Maka dari itu jalur indie hadir sebagai alternatif kebebasan bereskpresi
musikus, serta semangat juang untuk terus berkarya tanpa dikekang selara pasar.
Menyinggung
sedikit lagu dan lirik, tak jarang para musikus menciptakan lirik seolah
‘menyentil’ suatu pihak. Misalnya band .Feast dalam lagu mereka “Tarian
Penghancur Raya” jika dilihat dari visual yang ada dalam video clip mereka
ingin menyampaikan kritik terhadap kabut asap yang kemarin hampir melumpuhkan Kalimantan
dan Riau. Masih dalam video klip, .Feast juga mengkritik tentang sikap
penolakan salah satu ormas terhadap gelaran Festival Gandrung Sewu di
Banyuwangi, divideo tertulis “Pada tahun 2018, Tari Gandrung dari Banyuwangi
dipermasalahkan oleh beberapa kelompok masyarakat tertentu. Ia adalah satu dari
sekian banyak warisan asli kebudayaan Indonesia yang terancam keberadaannya
karena satu dan lain hal”, dari kalimat itu .Feast mencoba mengingatkan
kembali bahwa tidak hanya lingkungan saja yang terancam eksistensinya, tetapi
juga budaya lokal, seperti tari-tarian yang menjadi ciri khas nusantara.

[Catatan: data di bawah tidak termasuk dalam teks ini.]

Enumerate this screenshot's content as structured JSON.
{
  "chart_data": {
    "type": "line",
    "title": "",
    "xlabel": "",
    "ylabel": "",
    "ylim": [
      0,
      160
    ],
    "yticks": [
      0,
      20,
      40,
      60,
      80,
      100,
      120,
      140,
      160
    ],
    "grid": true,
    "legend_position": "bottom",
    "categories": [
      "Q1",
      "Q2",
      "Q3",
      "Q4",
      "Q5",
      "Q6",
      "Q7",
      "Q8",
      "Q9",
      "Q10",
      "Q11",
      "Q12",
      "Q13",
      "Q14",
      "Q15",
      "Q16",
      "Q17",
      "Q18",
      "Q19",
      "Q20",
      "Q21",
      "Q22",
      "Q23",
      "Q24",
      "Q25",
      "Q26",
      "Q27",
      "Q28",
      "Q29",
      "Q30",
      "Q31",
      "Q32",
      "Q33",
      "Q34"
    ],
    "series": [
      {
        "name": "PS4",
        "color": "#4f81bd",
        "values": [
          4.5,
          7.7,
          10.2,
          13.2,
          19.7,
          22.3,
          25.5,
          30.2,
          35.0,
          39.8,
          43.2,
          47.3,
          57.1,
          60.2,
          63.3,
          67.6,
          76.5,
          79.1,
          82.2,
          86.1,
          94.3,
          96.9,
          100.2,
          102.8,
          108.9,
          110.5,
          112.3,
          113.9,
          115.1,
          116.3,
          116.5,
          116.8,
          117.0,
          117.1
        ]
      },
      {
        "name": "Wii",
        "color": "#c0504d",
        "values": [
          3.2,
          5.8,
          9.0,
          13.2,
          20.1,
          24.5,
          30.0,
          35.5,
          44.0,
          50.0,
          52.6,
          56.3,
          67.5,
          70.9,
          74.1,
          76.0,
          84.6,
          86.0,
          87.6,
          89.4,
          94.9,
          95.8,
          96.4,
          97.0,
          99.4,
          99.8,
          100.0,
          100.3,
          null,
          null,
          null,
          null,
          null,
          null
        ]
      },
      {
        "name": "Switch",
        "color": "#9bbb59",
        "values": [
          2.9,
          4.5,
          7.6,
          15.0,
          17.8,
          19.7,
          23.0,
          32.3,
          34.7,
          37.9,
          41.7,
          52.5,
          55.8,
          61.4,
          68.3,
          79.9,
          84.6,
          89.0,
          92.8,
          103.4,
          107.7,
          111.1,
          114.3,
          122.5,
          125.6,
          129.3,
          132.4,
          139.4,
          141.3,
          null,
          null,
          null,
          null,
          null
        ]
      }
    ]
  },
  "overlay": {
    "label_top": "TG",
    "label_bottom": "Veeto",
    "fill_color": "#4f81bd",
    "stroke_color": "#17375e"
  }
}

Dengan ini, para pecinta dan penikmat musik indie semakin pintar dalam memaknai suatu kata, bukan karena ingin terlihat “berbeda” lantas menyalahartikan sesuatu. Namun balik lagi, apapun sebutannya, fungsi musik tetaplah keindahannya untuk kita nikmati. Biarlah musikus memiliki jalan sendiri dalam mengespresikan karyanya mau itu melalui indie ataupun yang lainnya, karena pada dasarnya “seni itu bebas”. Tentunya tugas sebagai pedengar adalah mendukung serta mengapresiasi karya-karya musikus dengan membeli album asli mereka dan mendengarkannya dari platform resmi. Barulah bisa dikatakan kita penikmat yang baik dan bijaksana.